M. Caïd Essebsi a beau se défausser,  aujourd’hui, avec une mauvaise foi évidente, sur son compère et allié de toujours, Rached Ghannouchi, le chef du parti islamiste Ennahdha, et sur le chef du gouvernement Youssef Chahed, qu’il avait lui-même choisi, les Tunisiens qui ont voté pour lui et pour son parti n’oublient pas qu’il les a trahis, car ils l’ont porté à la magistrature suprême sur la promesse faite solennellement à plusieurs reprises qu’il ne s’alliera jamais avec les islamistes ou, mieux, qu’il leur fera barrage. Or, l’encre électorale n’a pas encore séché sur le bout de l’index des électeurs qu’il s’est jeté, lui et son parti, dans les bras des islamistes.

Ces islamistes, qu’il présente aujourd’hui comme des adversaires, M. Chahed ne les a pas fait entrer aux palais de Carthage ni à celui de la Kasbah, il les y a trouvés, lors de son investiture, en septembre 2016. Celui qui a fait entrer le loup dans la bergerie c’est bien M. Caïd Essebsi, qui prit aussi soin de pousser son parti à faire de même, au grand désespoir de ses électeurs, qui ne le lui pardonneront pas.

Ces électeurs n’oublieront pas de sitôt l’interminable ballet de Ghannouchi et ses rencontres quasi-hebdomadaires avec le président de la république avec lequel il a toujours formé un binôme, alliés obligés certes, mais liés par un cynisme partagé et manœuvrant ensemble rarement pour le meilleur mais souvent pour le pire.

Les misères faites à Habib Essid et Youssef Chahed

Les Tunisiens n’oublieront pas, non plus, les misères que M. Caïd Essebsi a faites aux deux chefs de gouvernement qu’il a lui-même choisis parmi son entourage, Habib Essid et Youssef Chahed, hommes de confiance, intègres et loyaux, qui ont subi ses caprices de chef, ainsi que ceux de son fils, Hafedh Caïd Essebsi, bombardé entre-temps chef de Nidaa Tounes.

En hommes loyaux, ces derniers se sont soumis à ses diktats, avec une docilité qui nous paraissait injustifiable, le pouvoir exécutif étant davantage incarné, selon la nouvelle constitution tunisienne, par le chef du gouvernement que par le président de la république.

On se souvient de ces rencontres hebdomadaires au palais de Carthage pendant lesquelles M. Essid, puis M. Chahed, écoutaient religieusement le chef de l’Etat et recevaient ses instructions. C’était presque comique et rappelaient aux Tunisiens les fameuses rencontres hebdomadaires de l’ancien dictateur Ben Ali avec «ses» Premiers ministres.

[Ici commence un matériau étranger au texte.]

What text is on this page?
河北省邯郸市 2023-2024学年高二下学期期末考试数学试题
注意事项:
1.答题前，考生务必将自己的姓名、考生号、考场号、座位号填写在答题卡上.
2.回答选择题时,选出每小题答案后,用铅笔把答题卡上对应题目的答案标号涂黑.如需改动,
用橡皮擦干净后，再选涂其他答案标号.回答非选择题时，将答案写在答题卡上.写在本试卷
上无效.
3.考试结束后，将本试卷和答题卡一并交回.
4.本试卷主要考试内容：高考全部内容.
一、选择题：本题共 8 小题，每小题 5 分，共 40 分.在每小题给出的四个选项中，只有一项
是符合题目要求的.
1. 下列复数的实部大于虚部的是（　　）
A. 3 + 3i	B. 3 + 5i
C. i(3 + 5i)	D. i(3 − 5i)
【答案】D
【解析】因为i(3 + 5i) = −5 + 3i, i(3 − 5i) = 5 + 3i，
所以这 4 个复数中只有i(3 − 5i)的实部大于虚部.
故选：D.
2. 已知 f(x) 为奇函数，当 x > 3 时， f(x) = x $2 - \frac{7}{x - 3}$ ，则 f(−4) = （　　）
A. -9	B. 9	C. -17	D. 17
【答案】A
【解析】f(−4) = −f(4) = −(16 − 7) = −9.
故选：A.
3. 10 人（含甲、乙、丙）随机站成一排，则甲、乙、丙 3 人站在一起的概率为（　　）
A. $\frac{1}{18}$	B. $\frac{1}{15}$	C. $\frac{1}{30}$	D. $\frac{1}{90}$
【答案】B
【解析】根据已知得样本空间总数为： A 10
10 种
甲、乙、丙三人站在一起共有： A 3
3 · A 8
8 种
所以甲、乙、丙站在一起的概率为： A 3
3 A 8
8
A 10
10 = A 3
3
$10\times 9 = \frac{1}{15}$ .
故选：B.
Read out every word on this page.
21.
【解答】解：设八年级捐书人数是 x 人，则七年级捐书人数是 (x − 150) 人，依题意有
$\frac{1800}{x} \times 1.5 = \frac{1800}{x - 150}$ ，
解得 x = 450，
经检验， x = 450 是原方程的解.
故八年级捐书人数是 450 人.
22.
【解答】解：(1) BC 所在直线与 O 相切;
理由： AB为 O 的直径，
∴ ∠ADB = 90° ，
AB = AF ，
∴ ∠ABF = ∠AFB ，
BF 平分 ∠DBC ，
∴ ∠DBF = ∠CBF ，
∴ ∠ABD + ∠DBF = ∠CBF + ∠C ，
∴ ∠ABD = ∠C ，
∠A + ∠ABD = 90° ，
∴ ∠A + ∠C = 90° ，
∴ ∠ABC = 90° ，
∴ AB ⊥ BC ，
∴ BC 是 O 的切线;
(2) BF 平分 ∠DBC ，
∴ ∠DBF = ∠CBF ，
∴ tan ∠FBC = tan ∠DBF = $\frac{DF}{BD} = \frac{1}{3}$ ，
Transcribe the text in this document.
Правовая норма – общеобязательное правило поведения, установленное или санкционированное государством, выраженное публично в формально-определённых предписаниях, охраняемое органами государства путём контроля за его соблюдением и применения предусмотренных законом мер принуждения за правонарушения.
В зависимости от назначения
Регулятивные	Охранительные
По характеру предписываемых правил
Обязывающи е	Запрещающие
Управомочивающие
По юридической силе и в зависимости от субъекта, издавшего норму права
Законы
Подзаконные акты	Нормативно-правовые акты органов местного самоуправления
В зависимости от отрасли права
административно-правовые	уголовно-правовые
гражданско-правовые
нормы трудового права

Les deux hommes, à qui M. Caïd Essebsi et son fils firent avaler des tonnes de couleuvres et de boas, ont fini par comprendre que la pente est douce et qu’elle pourrait leur valoir des déboires politiques voire des problèmes avec la justice.

Souvenons-nous: le jour où M. Essid a résisté au désir de Caïd Essebsi père de remplacer l’ancien directeur général de la sûreté Abderrahmen Belhaj Ali, qui donnait pourtant satisfaction, le président de la république a inventé une instance inconstitutionnelle, appelée pompeusement «Dialogue de Carthage», un machin qui lui servit à contourner l’Assemblée des représentants du peuple (ARP) et à pousser le chef du gouvernement vers la porte de sortie. Et comme on s’y attendait, l’élite politique du pays, dont l’incompétence n’a d’égal que la stupidité, a mordu à l’hameçon à pleines dents. La suite on la connaît. Exit Habib Essid, bonjour Youssef Chahed. Mais comme on devait s’y attendre, ce dernier n’a pas tardé à subir le bizutage des Caïd Essebsi. Il a marché tant qu’il a pu, se soumettant, souvent à contre-cœur, aux desiderata du clan présidentiel, en essayant de sauver les apparences, mais il n’a pas tardé, lui aussi, à sentir le danger. Et c’est en déclenchant la guerre contre la corruption, en mai 2017, qu’il a signé son «arrêt de mort», au regard des Caïd Essebsi et de la smala des personnalités louches qui les entourent (les Chafik Jarraya, Nabil Karoui, Raouf Khamassi, Sofiene Toubel, etc.).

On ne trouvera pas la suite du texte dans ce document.